1883 - Fiskars becomes a limited company
On the death of J.J. Julin, the ironworks were lead by a guardianship administration. Little by little the power was amassed by Emil Lindsay von Julin and the limited company Fiskars was founded. 1915 Fiskars was listed at Helsinki Stock Exchange.
1918 - Fiskars grows and develops
The productivity of the ironworks was raised by developing improved methods of processing steel and by renewing the rolling mill at Åminnefors. The product range was expanded and Fiskars founded Finland's first metal spring factory. The company also bought Inha Works in Ähtäri as well as the companies Billnäs Bruks Ab and Oy Ferraria Ab.

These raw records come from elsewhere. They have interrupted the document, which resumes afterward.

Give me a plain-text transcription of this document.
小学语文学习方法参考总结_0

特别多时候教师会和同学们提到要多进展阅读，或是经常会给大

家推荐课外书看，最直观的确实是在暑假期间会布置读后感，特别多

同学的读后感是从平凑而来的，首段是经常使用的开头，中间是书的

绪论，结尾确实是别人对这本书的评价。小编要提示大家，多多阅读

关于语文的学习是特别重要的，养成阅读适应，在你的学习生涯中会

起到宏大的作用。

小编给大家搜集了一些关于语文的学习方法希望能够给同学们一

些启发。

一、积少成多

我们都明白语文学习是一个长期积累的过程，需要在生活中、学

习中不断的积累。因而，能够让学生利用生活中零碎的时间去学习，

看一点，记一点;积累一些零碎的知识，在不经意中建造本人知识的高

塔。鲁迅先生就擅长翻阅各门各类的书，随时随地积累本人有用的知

1929 - the great stock market crash and the recession
The Finnish economy suffered from the great stock market crash of 1929 and this slowed down expansion at Fiskars. In Finland, the effects of the crash were felt into the mid 1930s. Not until the end of the Second World War did the Fiskars' management team realize its plans for reforming the company structure to accommodate mass production.

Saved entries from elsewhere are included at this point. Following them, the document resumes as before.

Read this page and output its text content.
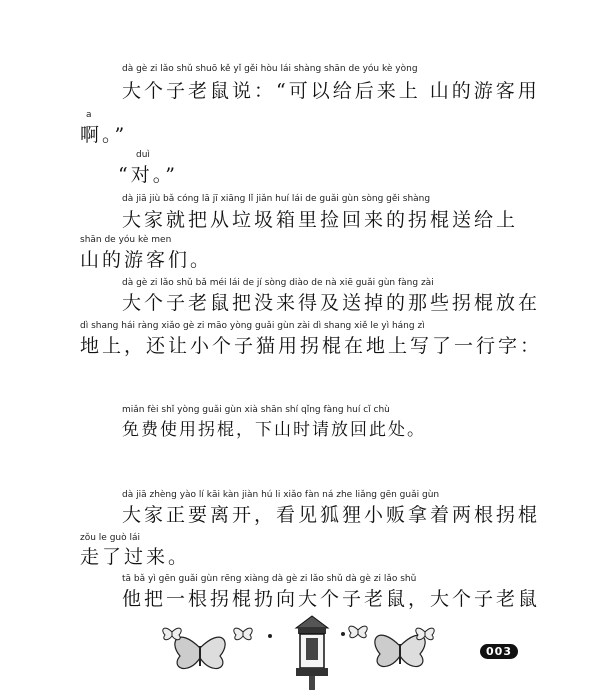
dà gè zi lǎo shǔ shuō kě yǐ gěi hòu lái shàng shān de yóu kè yòng
大个子老鼠说：“可以给后来上 山的游客用
a
啊。”
duì
“对。”
dà jiā jiù bǎ cóng lā jī xiāng lǐ jiǎn huí lái de guǎi gùn sòng gěi shàng
大家就把从垃圾箱里捡回来的拐棍送给上
shān de yóu kè men
山的游客们。
dà gè zi lǎo shǔ bǎ méi lái de jí sòng diào de nà xiē guǎi gùn fàng zài
大个子老鼠把没来得及送掉的那些拐棍放在
dì shang hái ràng xiǎo gè zi māo yòng guǎi gùn zài dì shang xiě le yì háng zì
地上，还让小个子猫用拐棍在地上写了一行字：
miǎn fèi shǐ yòng guǎi gùn xià shān shí qǐng fàng huí cǐ chù
免费使用拐棍，下山时请放回此处。
dà jiā zhèng yào lí kāi kàn jiàn hú li xiǎo fàn ná zhe liǎng gēn guǎi gùn
大家正要离开，看见狐狸小贩拿着两根拐棍
zǒu le guò lái
走了过来。
tā bǎ yì gēn guǎi gùn rēng xiàng dà gè zi lǎo shǔ dà gè zi lǎo shǔ
他把一根拐棍扔向大个子老鼠，大个子老鼠
003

1967 - Fiskars manufactures the world's first plastic-handled scissors
The orange-handled scissors are one of Fiskars' best known products. But how was decided to make the handles of the scissors orange?
In 1967 when the first basic models were about to be manufactured the designer wanted the scissors to be black, red or green. As the prototype went into production, the machinist decided to finish off the orange color he had in his machine. This meant prototypes were made in four different colors, of which the orange and black were most popular. A choice had to be made. An internal vote was taken at Fiskars, and the result gave birth to Fiskars orange-handled scissors.

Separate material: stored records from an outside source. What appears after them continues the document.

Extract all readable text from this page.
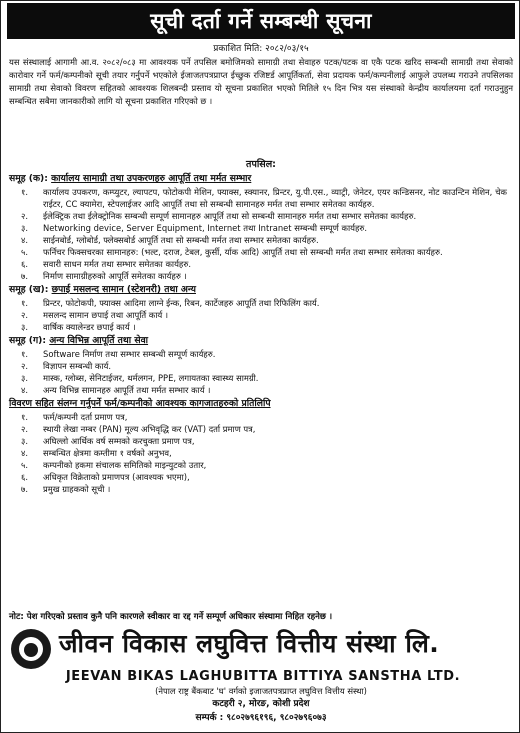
सूची दर्ता गर्ने सम्बन्धी सूचना
प्रकाशित मिति: २०८२/०३/१५
यस संस्थालाई आगामी आ.व. २०८२/०८३ मा आवश्यक पर्ने तपसिल बमोजिमको सामाग्री तथा सेवाहरु पटक/पटक वा एकै पटक खरिद सम्बन्धी सामाग्री तथा सेवाको कारोवार गर्ने फर्म/कम्पनीको सूची तयार गर्नुपर्ने भएकोले ईजाजतपत्रप्राप्त ईच्छुक रजिष्टर्ड आपूर्तिकर्ता, सेवा प्रदायक फर्म/कम्पनीलाई आफुले उपलब्ध गराउने तपसिलका सामाग्री तथा सेवाको विवरण सहितको आवश्यक शिलबन्दी प्रस्ताव यो सूचना प्रकाशित भएको मितिले १५ दिन भित्र यस संस्थाको केन्द्रीय कार्यालयमा दर्ता गराउनुहुन सम्बन्धित सबैमा जानकारीको लागि यो सूचना प्रकाशित गरिएको छ ।
तपसिल:
समूह (क): कार्यालय सामाग्री तथा उपकरणहरु आपूर्ति तथा मर्मत सम्भार
१.	कार्यालय उपकरण, कम्प्युटर, ल्यापटप, फोटोकपी मेशिन, फ्याक्स, स्क्यानर, प्रिन्टर, यु.पी.एस., व्याट्री, जेनेटर, एयर कन्डिसनर, नोट काउन्टिन मेशिन, चेक राईटर, CC क्यामेरा, स्टेपलाईजर आदि आपूर्ति तथा सो सम्बन्धी सामानहरु मर्मत तथा सम्भार समेतका कार्यहरु.
२.	ईलेक्ट्रिक तथा ईलेक्ट्रोनिक सम्बन्धी सम्पूर्ण सामानहरु आपूर्ति तथा सो सम्बन्धी सामानहरु मर्मत तथा सम्भार समेतका कार्यहरु.
३.	Networking device, Server Equipment, Internet तथा Intranet सम्बन्धी सम्पूर्ण कार्यहरु.
४.	साईनबोर्ड, ग्लोबोर्ड, फ्लेक्सबोर्ड आपूर्ति तथा सो सम्बन्धी मर्मत तथा सम्भार समेतका कार्यहरु.
५.	फर्निचर फिक्सचरका सामानहरु: (भल्ट, दराज, टेबल, कुर्सी, र्याक आदि) आपूर्ति तथा सो सम्बन्धी मर्मत तथा सम्भार समेतका कार्यहरु.
६.	सवारी साधन मर्मत तथा सम्भार समेतका कार्यहरु.
७.	निर्माण सामाग्रीहरुको आपूर्ति समेतका कार्यहरु ।
समूह (ख): छपाई मसलन्द सामान (स्टेशनरी) तथा अन्य
१.	प्रिन्टर, फोटोकपी, फ्याक्स आदिमा लाग्ने ईन्क, रिबन, कार्टेजहरु आपूर्ति तथा रिफिलिंग कार्य.
२.	मसलन्द सामान छपाई तथा आपूर्ति कार्य ।
३.	वार्षिक क्यालेन्डर छपाई कार्य ।
समूह (ग): अन्य विभिन्न आपूर्ति तथा सेवा
१.	Software निर्माण तथा सम्भार सम्बन्धी सम्पूर्ण कार्यहरु.
२.	विज्ञापन सम्बन्धी कार्य.
३.	मास्क, ग्लोब्स, सेनिटाईजर, थर्मलगन, PPE, लगायतका स्वास्थ्य सामग्री.
४.	अन्य विभिन्न सामानहरु आपूर्ति तथा मर्मत सम्भार कार्य ।
विवरण सहित संलग्न गर्नुपर्ने फर्म/कम्पनीको आवश्यक कागजातहरुको प्रतिलिपि
१.	फर्म/कम्पनी दर्ता प्रमाण पत्र,
२.	स्थायी लेखा नम्बर (PAN) मूल्य अभिवृद्धि कर (VAT) दर्ता प्रमाण पत्र,
३.	अघिल्लो आर्थिक वर्ष सम्मको करचुक्ता प्रमाण पत्र,
४.	सम्बन्धित क्षेत्रमा कम्तीमा १ वर्षको अनुभव,
५.	कम्पनीको हकमा संचालक समितिको माइन्युटको उतार,
६.	अधिकृत विक्रेताको प्रमाणपत्र (आवश्यक भएमा),
७.	प्रमुख ग्राहकको सूची ।
नोट: पेश गरिएको प्रस्ताव कुनै पनि कारणले स्वीकार वा रद्द गर्ने सम्पूर्ण अधिकार संस्थामा निहित रहनेछ ।
जीवन विकास लघुवित्त वित्तीय संस्था लि.
JEEVAN BIKAS LAGHUBITTA BITTIYA SANSTHA LTD.
(नेपाल राष्ट्र बैंकबाट 'घ' वर्गको इजाजतपत्रप्राप्त लघुवित्त वित्तीय संस्था)
कटहरी २, मोरङ, कोशी प्रदेश
सम्पर्क : ९८०२७९६१९६, ९८०२७९६०७३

The color, Fiskars Orange®, was officially registered as a trademark in Finland in 2003 and in the US 2007.
1977 - Fiskars scissors factory founded in the USA
Fiskars' expansion began with the founding of a scissors factory in the United States. Setting up in the strongest economy in the world, the US, proved to be a successful choice. It has provided a basis for international trade, a growing market and valuable commercial and professional experience.
In the twenty-first century, Fiskars has focused on consumer products and grown through acquisitions. Outdoor recreation company Gerber Legendary Blades, acquired back in 1987, was strengthened through the 2006 acquisition of Silva. The acquisition of Iittala in 2007 strengthened Fiskars position in kitchenware, while Leborgne strengthened the Corporation's garden tools business.
In the year 2009, 360 years will have passed since Fiskars was founded. Today, Fiskars Corporation is an international company whose operations are consumer-centered and grow through strong specialist brands. Fiskars' consumer products for the home, garden, and outdoors are renowned for their functionality and cutting-edge design. The Group's core brands are Fiskars, Iittala, Gerber, and Buster. The associated company Wärtsilä Corporation is also an important part of the Corporation.